The sentence devastated his Ireland-based family, including his wife, Desree, and three children, who say Pether has been punished for what is effectively a contractual dispute that belongs in civil courts.
Pether said he’d been tricked into signing a confession – written in Arabic – in front of a judge after being told it was a routine court record.
“Two months later I learned the document was my alleged confession,” he wrote. “The first time I saw a translation of this document was four months after this date and it was nothing like the statement I had given during the interrogation process.”
Australia's 60 MINUTES filed a report a few weeks ago.
Winding down, yesterday's snapshot noted Hunter Biden's latest scandal. Yesterday evening, a friend told me Jonathan Turley had weighed in. We had problems yesterday getting the snapshot up so I missed that -- I did go in an add a note and a link. If you missed his column, here's the opening:
I previously wrote a column on the one year anniversary of the Hunter Biden laptop story that marveled at the success of the Biden family in making the scandal vanish before that 2020 election. It was analogized to Houdini making his 10,000-pound elephant Jennie disappear in his act. The Biden trick however occurred live before an audience of millions. Now, in an encore, a new major story on Biden’s Chinese dealings has surfaced. Once again, poof!

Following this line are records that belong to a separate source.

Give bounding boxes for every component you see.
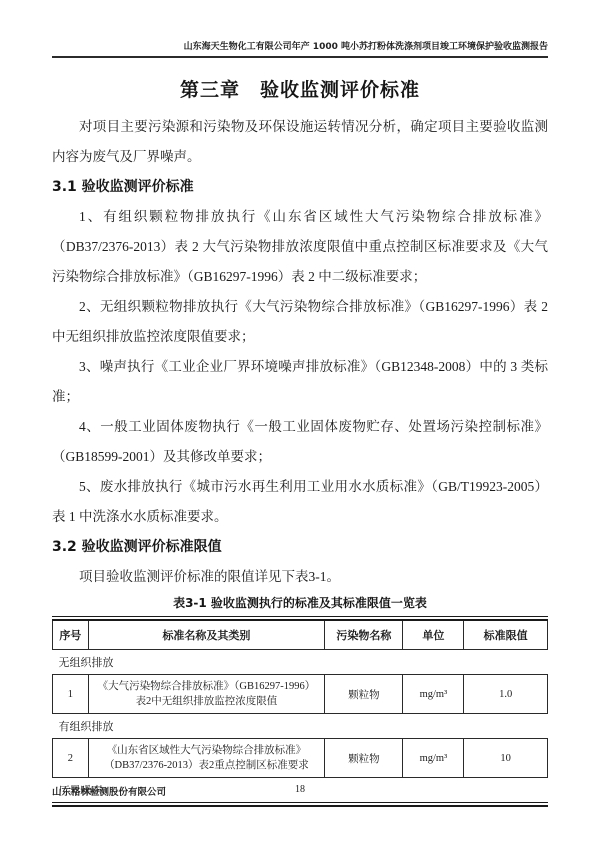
column-header-unit: 单位: [403, 621, 464, 650]
table-caption: 表3-1 验收监测执行的标准及其标准限值一览表: [52, 595, 548, 612]
table-header: 序号 标准名称及其类别 污染物名称 单位 标准限值: [53, 621, 548, 650]
group-row-organized-emission: 有组织排放: [53, 714, 548, 739]
table-row: 1 《大气污染物综合排放标准》（GB16297-1996） 表2中无组织排放监控…: [53, 675, 548, 714]
group-row-fugitive-emission: 无组织排放: [53, 650, 548, 675]
intro-paragraph: 对项目主要污染源和污染物及环保设施运转情况分析，确定项目主要验收监测内容为废气及…: [52, 112, 548, 172]
column-header-no: 序号: [53, 621, 89, 650]
cell-no: 1: [53, 675, 89, 714]
standard-item-1: 1、有组织颗粒物排放执行《山东省区域性大气污染物综合排放标准》（DB37/237…: [52, 202, 548, 292]
cell-limit: 10: [464, 739, 548, 778]
header-rule: [52, 56, 548, 58]
cell-standard: 《大气污染物综合排放标准》（GB16297-1996） 表2中无组织排放监控浓度…: [88, 675, 325, 714]
section-3-2-heading: 3.2 验收监测评价标准限值: [52, 532, 548, 562]
standard-item-5: 5、废水排放执行《城市污水再生利用工业用水水质标准》（GB/T19923-200…: [52, 472, 548, 532]
cell-no: 2: [53, 739, 89, 778]
table-header-row: 序号 标准名称及其类别 污染物名称 单位 标准限值: [53, 621, 548, 650]
page-footer: 山东格林检测股份有限公司 18: [52, 784, 548, 798]
group-label: 无组织排放: [53, 650, 548, 675]
cell-unit: mg/m³: [403, 675, 464, 714]
section-3-2-intro: 项目验收监测评价标准的限值详见下表3-1。: [52, 562, 548, 592]
standard-item-2: 2、无组织颗粒物排放执行《大气污染物综合排放标准》（GB16297-1996）表…: [52, 292, 548, 352]
footer-company-name: 山东格林检测股份有限公司: [52, 784, 166, 798]
standards-limits-table: 序号 标准名称及其类别 污染物名称 单位 标准限值 无组织排放 1 《大气污染物…: [52, 621, 548, 802]
footer-page-number: 18: [295, 784, 305, 795]
column-header-limit: 标准限值: [464, 621, 548, 650]
chapter-title: 第三章 验收监测评价标准: [52, 78, 548, 102]
standard-item-4: 4、一般工业固体废物执行《一般工业固体废物贮存、处置场污染控制标准》（GB185…: [52, 412, 548, 472]
section-3-1-heading: 3.1 验收监测评价标准: [52, 172, 548, 202]
cell-standard: 《山东省区域性大气污染物综合排放标准》 （DB37/2376-2013）表2重点…: [88, 739, 325, 778]
document-page: 山东海天生物化工有限公司年产 1000 吨小苏打粉体洗涤剂项目竣工环境保护验收监…: [0, 0, 600, 848]
column-header-standard: 标准名称及其类别: [88, 621, 325, 650]
cell-limit: 1.0: [464, 675, 548, 714]
table-row: 2 《山东省区域性大气污染物综合排放标准》 （DB37/2376-2013）表2…: [53, 739, 548, 778]
cell-unit: mg/m³: [403, 739, 464, 778]
cell-pollutant: 颗粒物: [325, 675, 403, 714]
column-header-pollutant: 污染物名称: [325, 621, 403, 650]
group-label: 有组织排放: [53, 714, 548, 739]
cell-pollutant: 颗粒物: [325, 739, 403, 778]
standard-item-3: 3、噪声执行《工业企业厂界环境噪声排放标准》（GB12348-2008）中的 3…: [52, 352, 548, 412]
running-header-title: 山东海天生物化工有限公司年产 1000 吨小苏打粉体洗涤剂项目竣工环境保护验收监…: [52, 42, 548, 53]
page-header: 山东海天生物化工有限公司年产 1000 吨小苏打粉体洗涤剂项目竣工环境保护验收监…: [52, 42, 548, 58]
table-bottom-rule: [52, 802, 548, 807]
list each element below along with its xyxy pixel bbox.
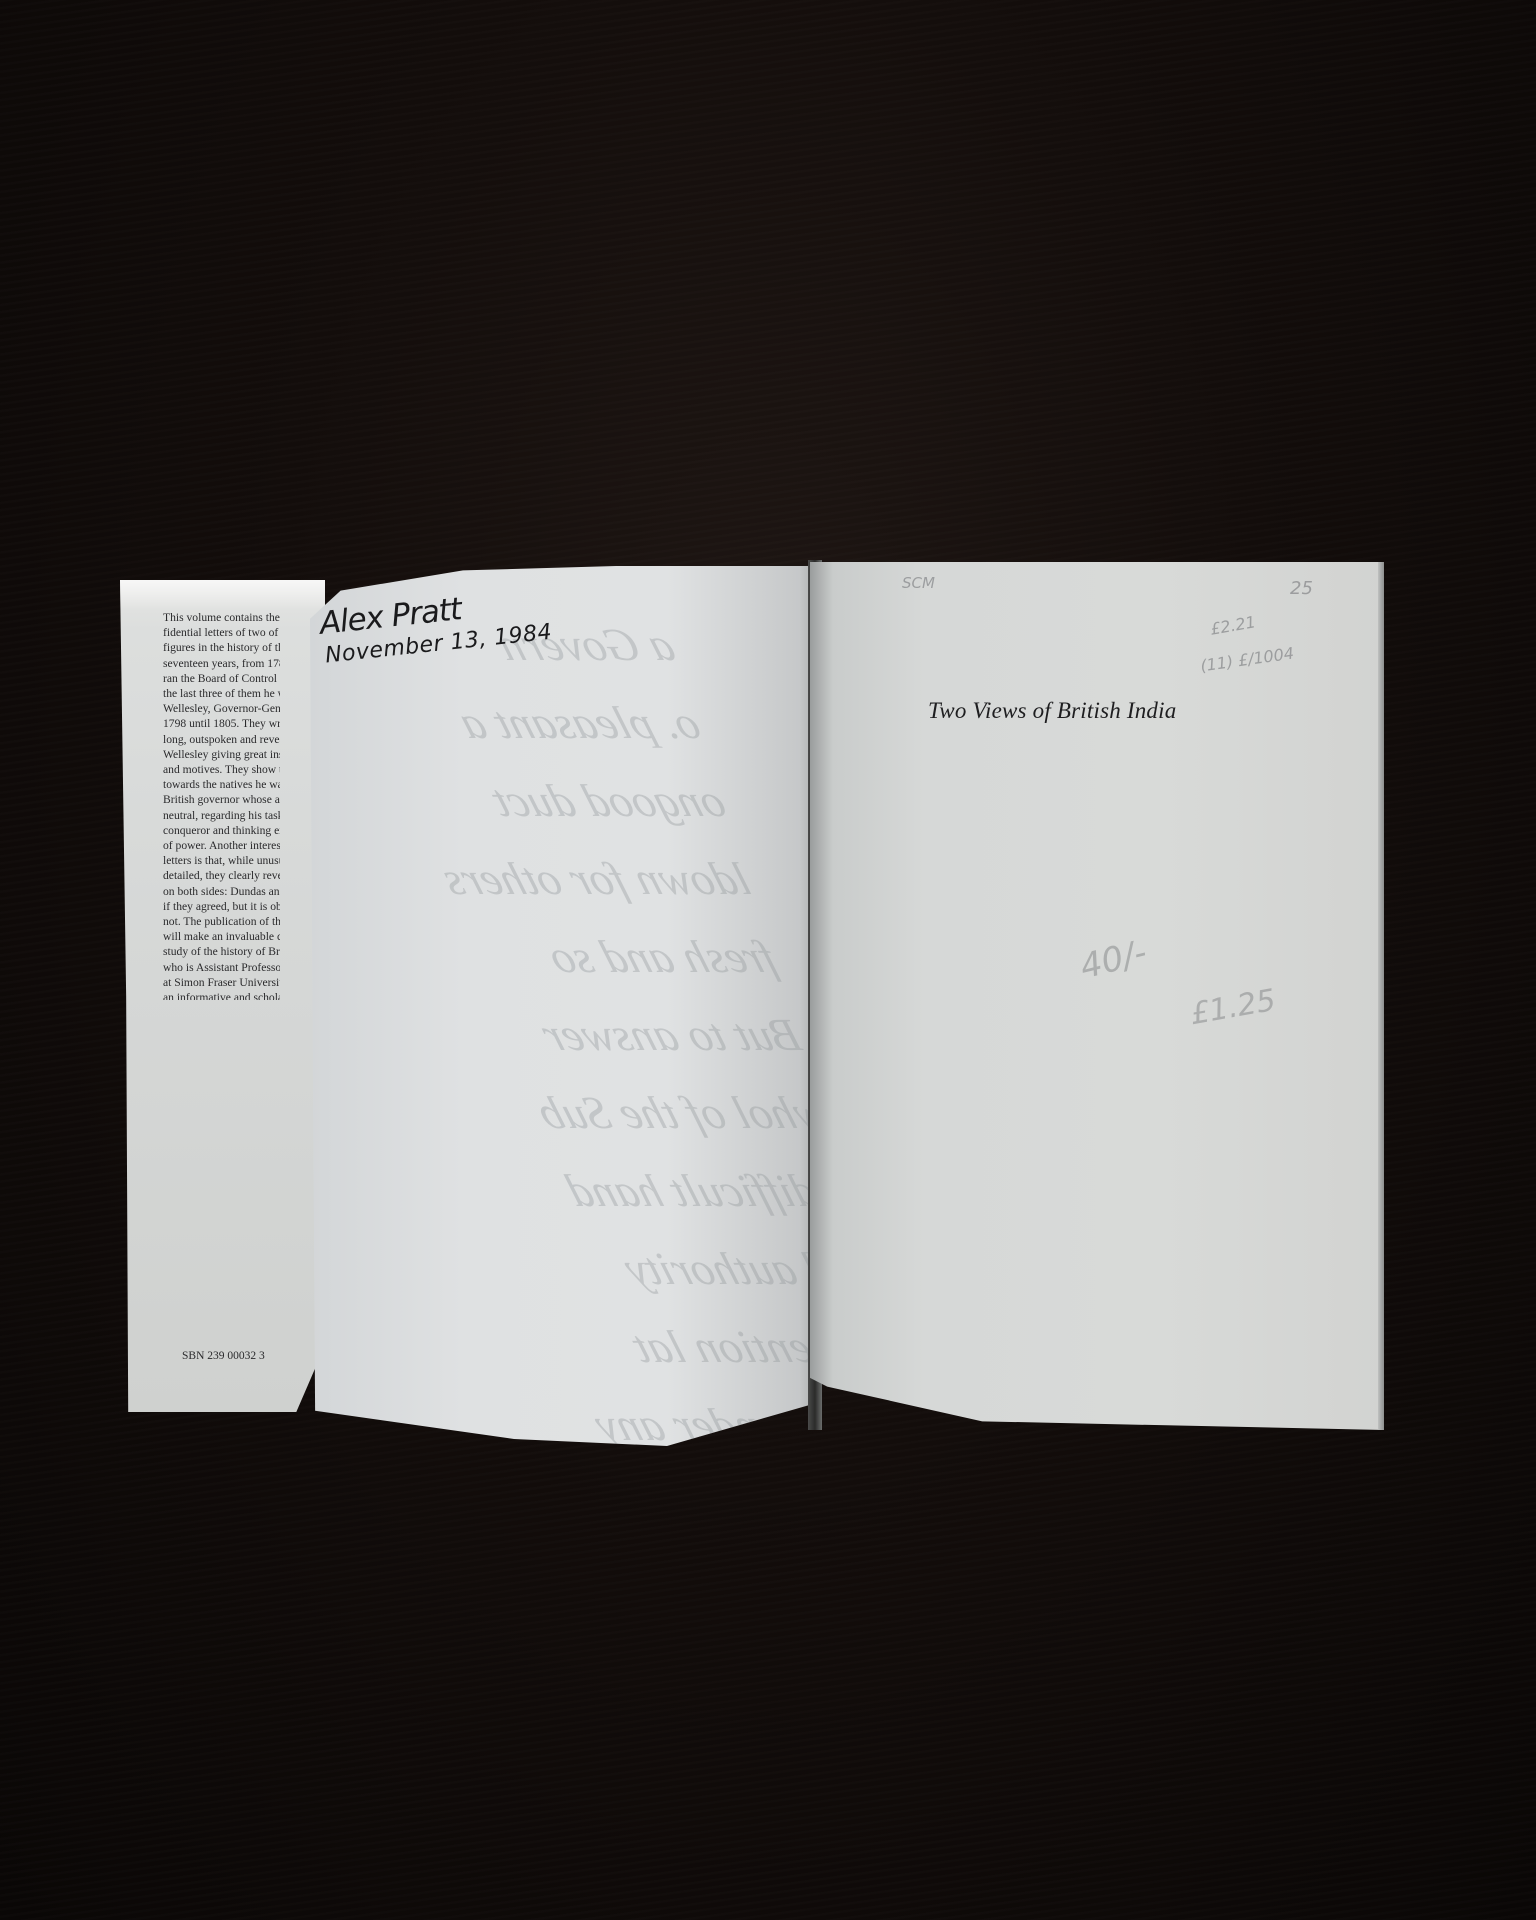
blurb-line: This volume contains the p (163, 610, 280, 625)
blurb-line: study of the history of British (163, 944, 280, 959)
blurb-line: will make an invaluable cor (163, 929, 280, 944)
ghost-line: ldown for others (286, 840, 761, 918)
left-endpaper-page: a Govern o. pleasant a ongood duct ldown… (310, 566, 820, 1446)
blurb-line: detailed, they clearly reveal (163, 868, 280, 883)
blurb-line: who is Assistant Professor in (163, 960, 280, 975)
blurb-line: Wellesley giving great insight i (163, 747, 280, 762)
blurb-line: towards the natives he was p (163, 777, 280, 792)
blurb-line: British governor whose attitu (163, 792, 280, 807)
blurb-line: not. The publication of this (163, 914, 280, 929)
ghost-line: ongood duct (261, 762, 736, 840)
jacket-text-clip: This volume contains the p fidential let… (120, 580, 280, 1000)
blurb-line: on both sides: Dundas and W (163, 884, 280, 899)
blurb-line: fidential letters of two of the (163, 625, 280, 640)
blurb-line: if they agreed, but it is obvic (163, 899, 280, 914)
blurb-line: neutral, regarding his task as t (163, 808, 280, 823)
blurb-line: of power. Another interesting (163, 838, 280, 853)
right-title-page (810, 562, 1384, 1430)
blurb-line: an informative and scholarly (163, 990, 280, 1000)
pencil-note: 25 (1290, 578, 1313, 599)
blurb-line: 1798 until 1805. They wrote (163, 716, 280, 731)
ghost-line: fresh and so (311, 918, 786, 996)
blurb-line: seventeen years, from 1784 un (163, 656, 280, 671)
ghost-line: But to answer (337, 996, 812, 1074)
blurb-line: conqueror and thinking excl (163, 823, 280, 838)
page-edge (1378, 562, 1384, 1430)
blurb-line: Wellesley, Governor-General (163, 701, 280, 716)
jacket-blurb: This volume contains the p fidential let… (163, 610, 280, 1000)
blurb-line: long, outspoken and revealing (163, 732, 280, 747)
isbn-number: SBN 239 00032 3 (182, 1350, 265, 1362)
blurb-line: the last three of them he w (163, 686, 280, 701)
blurb-line: and motives. They show tha (163, 762, 280, 777)
ghost-line: whol of the Sub (362, 1074, 837, 1152)
pencil-note: SCM (902, 574, 935, 592)
blurb-line: letters is that, while unusu (163, 853, 280, 868)
blurb-line: ran the Board of Control fo (163, 671, 280, 686)
book-title: Two Views of British India (928, 698, 1176, 724)
photo-scene: This volume contains the p fidential let… (0, 0, 1536, 1920)
blurb-line: figures in the history of the (163, 640, 280, 655)
blurb-line: at Simon Fraser University (163, 975, 280, 990)
dust-jacket-flap: This volume contains the p fidential let… (120, 580, 325, 1412)
ghost-line: a difficult hand (387, 1152, 862, 1230)
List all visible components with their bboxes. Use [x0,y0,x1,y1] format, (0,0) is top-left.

The media has made the story disappear except for a couple of the usual outlets. Even with the New York Times reporting on the story, the disclosure of Biden’s role in securing one of the world’s largest cobalt mines for China (a key component to electric battery production) has been ignored by the major networks and many other print outlets. Once again, ABC. NBC, CBS, CNN, MSNBC, and other media just cannot see the elephant.
What is most amazing about this continuing trick is that the story has all of the elements that the media longed to confirm during the Trump Administration on the financial dealings of the Trump children. The son of the President was involved in a successful effort to handover a strategically vital natural resource to the Chinese that would guarantee their dominance in one of the most important new industries of the “Green economy.” This occurred during a period when Hunter Biden and his uncle were accused of running a global influence peddling operation with foreign powers that cashed in on the Vice Presidency of Joe Biden. Then there is the fact that the story appears to contradict denials of continuing ownership in such foreign interests by the Bidens.